Angeblich glauben zahlreiche Australier, dass Crocodile Harry aus Bayern stammte. Und manche sagen auch, dass er das Vorbild für die Filmfigur "Crocodile Dundee" war. Tatsächlich wurde der 2006 verstorbene Baron Arvid von Blumental, wie Crocodile Harry bürgerlich hieß, aber in Lettland geboren. Und laut anderen Quellen wurde "Crocodile Dundee" vom Leben des Buschjägers Rod Ansell inspiriert. Über 10 000 Krokodile soll Crocodile Harry jedenfalls erlegt und mehr als 2300 Frauen glücklich gemacht haben. Davon zeugen BHs, Gemälde und unzählige Sprüche in "Crocodile Nest", seiner ehemaligen Wohnhöhle in der australischen Kleinstadt Coober Pedy, die schon zu seinen Lebzeiten von Touristen frequentiert wurde und heute als eine Art Pilgerstätte dient.

In Oscar Enbergs Kurzfilm "Red Beryl and crocodile, Opal" ist es eine junge Frau, die in der Minenstadt Coober Pedy und in "Crocodile Nest" landet. Eine vage Handlung deutet sich an, die schließlich am Grab von Crocodile Harry endet. Zu sehen ist die Hommage an die Legende, zu der auch eine Installation und mehrere Objekte gehören, im Kunstverein, wo der in Neuseeland geborene Enberg zusammen mit Zac Langdon-Pole und Anna-Sophie Berger ausstellt. Sie alle drei werden dort als Gewinner des Ars-viva-Preises 2018 präsentiert, der im April in Berlin verliehen wurde. Der Preis wird seit 1953 vom Kulturkreis der deutschen Wirtschaft im BDI e.V. gestiftet. Er ist mit 5000 Euro dotiert, mit Ausstellungen in internationalen Kulturinstitutionen verbunden und soll an junge Künstler mit "richtungsweisendem Potenzial" gehen.

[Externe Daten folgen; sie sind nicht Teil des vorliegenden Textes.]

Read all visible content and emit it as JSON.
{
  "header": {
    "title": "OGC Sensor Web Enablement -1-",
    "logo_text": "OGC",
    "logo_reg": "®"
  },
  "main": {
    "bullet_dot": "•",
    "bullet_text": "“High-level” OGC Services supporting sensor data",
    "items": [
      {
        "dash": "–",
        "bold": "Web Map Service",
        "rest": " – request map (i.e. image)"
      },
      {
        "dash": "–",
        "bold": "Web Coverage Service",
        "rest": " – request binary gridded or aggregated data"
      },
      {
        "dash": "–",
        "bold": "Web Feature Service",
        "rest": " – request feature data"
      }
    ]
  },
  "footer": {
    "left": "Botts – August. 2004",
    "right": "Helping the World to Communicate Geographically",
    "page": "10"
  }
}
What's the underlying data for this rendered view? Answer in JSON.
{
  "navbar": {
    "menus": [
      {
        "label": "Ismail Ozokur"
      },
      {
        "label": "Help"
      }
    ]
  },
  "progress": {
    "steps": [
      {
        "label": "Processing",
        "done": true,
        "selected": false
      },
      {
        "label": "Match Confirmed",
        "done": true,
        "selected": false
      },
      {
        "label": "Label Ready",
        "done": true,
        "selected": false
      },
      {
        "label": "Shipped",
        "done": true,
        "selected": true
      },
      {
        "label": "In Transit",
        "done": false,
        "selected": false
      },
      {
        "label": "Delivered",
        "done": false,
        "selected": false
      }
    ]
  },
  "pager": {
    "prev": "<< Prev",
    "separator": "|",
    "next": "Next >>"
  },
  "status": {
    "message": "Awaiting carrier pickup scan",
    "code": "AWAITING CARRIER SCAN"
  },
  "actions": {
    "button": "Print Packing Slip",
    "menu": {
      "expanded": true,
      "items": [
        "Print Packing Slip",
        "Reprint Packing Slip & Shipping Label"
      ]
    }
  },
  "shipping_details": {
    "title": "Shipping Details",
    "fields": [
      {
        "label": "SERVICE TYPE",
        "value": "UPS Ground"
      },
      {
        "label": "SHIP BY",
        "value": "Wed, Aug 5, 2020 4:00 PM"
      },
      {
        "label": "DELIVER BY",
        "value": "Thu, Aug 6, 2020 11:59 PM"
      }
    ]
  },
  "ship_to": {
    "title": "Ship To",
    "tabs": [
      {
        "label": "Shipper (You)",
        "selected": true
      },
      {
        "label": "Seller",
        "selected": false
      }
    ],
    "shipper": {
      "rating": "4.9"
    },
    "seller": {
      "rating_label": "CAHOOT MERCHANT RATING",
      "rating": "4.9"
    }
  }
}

Dieses Potenzial stammt diesmal gleich zweimal aus Neuseeland. Denn Zac Langdon-Pole, der aktuell per Stipendium in Darmstadt lebt, kommt ebenfalls von dorther. Und auch er macht in einer Arbeit einen europäischen Migranten zum Thema. Es handelt sich um Anobium Puncatum, den von den Europäern eingeschleppten Gemeinen Nagekäfer, der in Neuseeland schon viel Unheil angerichtet hat. In der Ausstellung sieht man eine Standuhr und einen Musikschrank aus Langdon-Poles Familienbesitz, die von den Larven des Käfers durchbohrt wurden. Der Künstler hat die Bohrkanäle mit Gold ausgefüllt, damit sie sichtbar bleiben und neben der Geschichte der Objekte auch vom Kolonialismus mit erzählen.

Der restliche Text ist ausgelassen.